Chemistry of Health
Client: Department of Chemistry, University of Cambridge
Contractor: Kier Construction
Cambridge based building services company, Kershaw Mechanical Services have recently completed the Mechanical and Electrical works for the Chemistry of Health building for the Department of Chemistry, University of Cambridge.
The 2600sq m state-of-the-art facility will provide a space for the study of neurodegenerative disorders such as Parkinson’s and Alzheimer’s diseases. It will house a Chemistry of Health Incubator, the Molecular Production and Characterisation Centre (MPACC) and the Centre for Misfolding Diseases.
Kershaw Mechanical Services were appointed to carry out the M&E works by main contractor Kier Construction, who has a long history working within the university and education sector.
Ian Greenstock, Managing Director, Kershaw Group said “We are very proud to have been able to contribute to the project which will be driving forward medical research into the treatment of diseases such as Parkinson’s and Alzheimer’s” he continued “Kershaw has a vast amount of experience providing M&E services within the research and laboratory field and we utilised these skills throughout the development”
Kershaw Mechanical Services were responsible for the design and the mechanical installation of the write-up area, laboratory and natural ventilation systems.
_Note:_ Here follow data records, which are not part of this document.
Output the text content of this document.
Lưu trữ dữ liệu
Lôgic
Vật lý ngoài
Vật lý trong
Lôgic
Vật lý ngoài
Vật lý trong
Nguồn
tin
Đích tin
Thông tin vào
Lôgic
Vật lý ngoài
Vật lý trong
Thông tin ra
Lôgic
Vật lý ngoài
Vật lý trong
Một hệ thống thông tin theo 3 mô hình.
Elements undertook by Kershaw also included MSC extraction system and full medical gases, new low-temperature hot water and chilled water systems, the cold room and an automatically controlled Building Management System.
Electrical works include internal and external lighting, power data and telecommunication installation, security systems, fire alarm and PV.
Prior to the main project construction starting, Kershaw also undertook a large enabling works package, including the relocation of the BOC liquid nitrogen storage tank, medical gas bottle cages, and AC condensers as well as the relocation and upgrading of the electrical substation.
Work started on the £22.8 million building in October 2016 and the first researchers moved into their new home in June 2018, with the centre due to open officially later in the year.